The restaurant world staggered a bit this week when Thomas Keller, perhaps the most respected and important chef in America, took a public beating from New York’s Department of Health. Per Se (where meals cost $300 per person or more) dropped from A to C in the city’s public grading system.
Within days, much of the industry rushed to the chef’s defense, spearheaded by an unlikely hero in New York Post restaurant critic, Steve Cuozzo. In a scathing piece, Cuozzo refers to the inspecting agency as “health Nazis” and picks apart the Per Se inspection as ludicrous and part of an inspection system designed to garner fines for the city government, not protect public safety.
While I agree with Cuozzo that Per Se is a clean safe place to eat, I think most chefs here in Minnesota recognize the violations listed. Although most chefs would support Keller, if they were being honest, they would admit the violations don’t look particularly outlandish or complicated. They are just part of the normal inspection conversation. Cuozzo’s take down, highlights why the grading system includes the public in a discussion without enough information to be useful. Most of his points seem inaccurate and without a real understanding of how inspections work and why the rules exist.
Food safety focuses on three areas where chefs and cooks can have the most impact: personal hygiene (wash your hands, stay home when you’re sick, keep hair and band-aids out of people’s food), cross contamination (don’t put raw chicken near salad, wash your hands if you touch raw chicken, change your cutting board if it had raw chicken on it), and time and temperature abuse (don’t let food spend time in the “danger zone,” 41-135 Fahrenheit, or if you do, keep it to under four hours and toss it after that).

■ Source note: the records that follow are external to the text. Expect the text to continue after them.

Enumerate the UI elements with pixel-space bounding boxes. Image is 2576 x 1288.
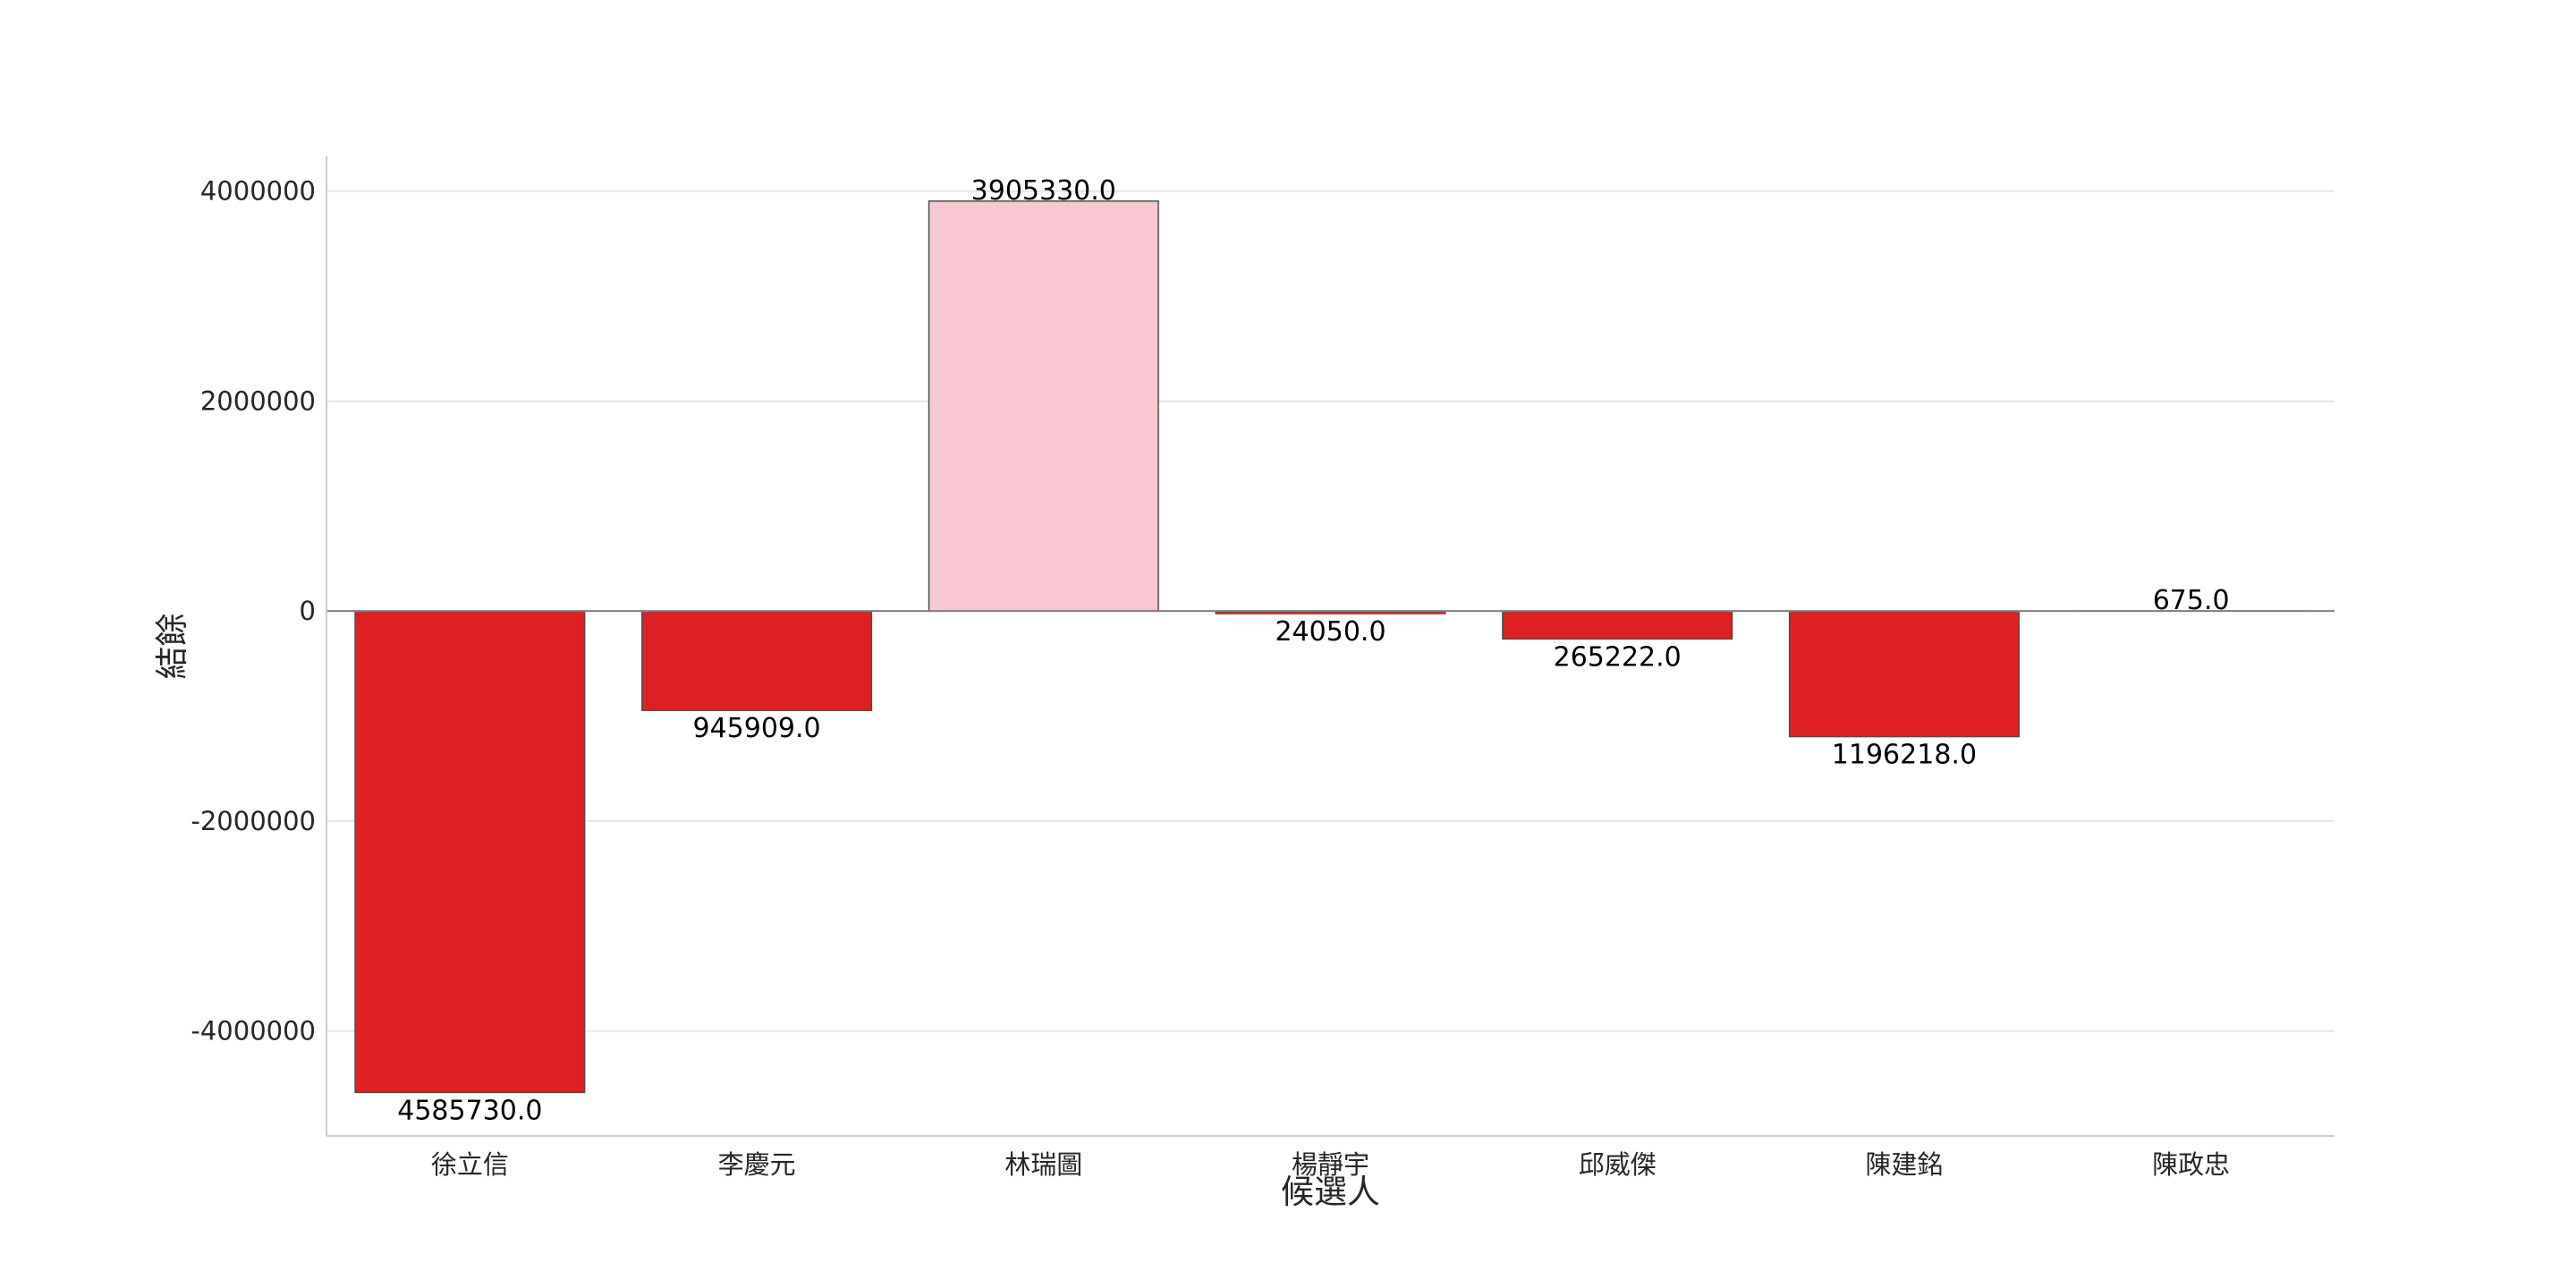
data-label: 4585730.0 <box>397 1095 542 1126</box>
x-tick-label: 李慶元 <box>718 1149 796 1180</box>
x-axis-ticks: 徐立信 李慶元 林瑞圖 楊靜宇 邱威傑 陳建銘 陳政忠 <box>431 1149 2230 1180</box>
y-axis-title: 結餘 <box>153 614 191 680</box>
bar <box>928 200 1159 612</box>
x-tick-label: 邱威傑 <box>1579 1149 1657 1180</box>
y-axis-ticks: -4000000 -2000000 0 2000000 4000000 <box>191 176 316 1046</box>
y-tick-label: 4000000 <box>200 176 316 207</box>
x-tick-label: 林瑞圖 <box>1004 1149 1082 1180</box>
y-tick-label: -4000000 <box>191 1016 316 1046</box>
data-label: 945909.0 <box>692 713 820 744</box>
x-axis-title: 候選人 <box>1281 1173 1380 1211</box>
x-tick-label: 楊靜宇 <box>1292 1149 1369 1180</box>
data-label: 24050.0 <box>1275 616 1385 648</box>
data-label: 3905330.0 <box>971 175 1116 207</box>
bar <box>1788 610 2020 738</box>
x-tick-label: 陳建銘 <box>1865 1149 1943 1180</box>
y-tick-label: 0 <box>300 596 316 626</box>
bar <box>1502 610 1733 640</box>
data-label: 1196218.0 <box>1832 740 1977 771</box>
x-tick-label: 陳政忠 <box>2152 1149 2230 1180</box>
y-tick-label: 2000000 <box>200 386 316 416</box>
bars <box>354 200 2307 1094</box>
bar <box>641 610 873 711</box>
data-label: 265222.0 <box>1554 641 1682 673</box>
x-tick-label: 徐立信 <box>431 1149 509 1180</box>
data-labels: 4585730.0 945909.0 3905330.0 24050.0 265222.… <box>397 175 2229 1127</box>
y-tick-label: -2000000 <box>191 806 316 836</box>
bar <box>354 610 586 1094</box>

In reading Cuozzo’s article, the points listed for Per Se fall within the three big no-no categories: “hot food held below 140” ( time and temperature abuse), and “no hand washing facility in the food prep area” (personal hygiene). Later he lists the New York code for cooling sous vide foods, as if it were overly complicated and onerous. Chefs in Minnesota are asked to do much more rigorous HAACP plans to support the same cooking techniques and would probably look at those cooling regulations as normal procedure.*
I do not for a moment believe that Thomas Keller runs a dangerous or C level sanitary restaurant. Likewise the offenses listed don’t give enough information to be useful to a consumer and neither does the grade. Was the handsink violation a matter of an empty soap dispenser, or a trash bin blocking access? Was the time and temperature abuse a single incident or systemic?
The public nature of the grading system, used in New York and many cities, seems to foster misinterpreted information to the public and overarching power to inspectors. If restaurants fall outside the range of safety and pose a threat to customers, shut them down. If not, let the chef and inspector go through the process of keeping food safe without getting the public involved.
*Cuozzo’s best point, perhaps, is that the temperatures in the danger zone are “inimical to first-class cuisine and ignorant of modern cooking techniques.” He is right, mostly. Much of the food at a restaurant like Per Se is served at or near room temperature (within the temperature danger zone). What Cuozzo misses is that it’s not just temperature that matters. It’s time and temperature. Foods can stay in the danger zone but only for certain amounts of time. It is possible to serve foods at these temperatures and still stay within the safety guidelines.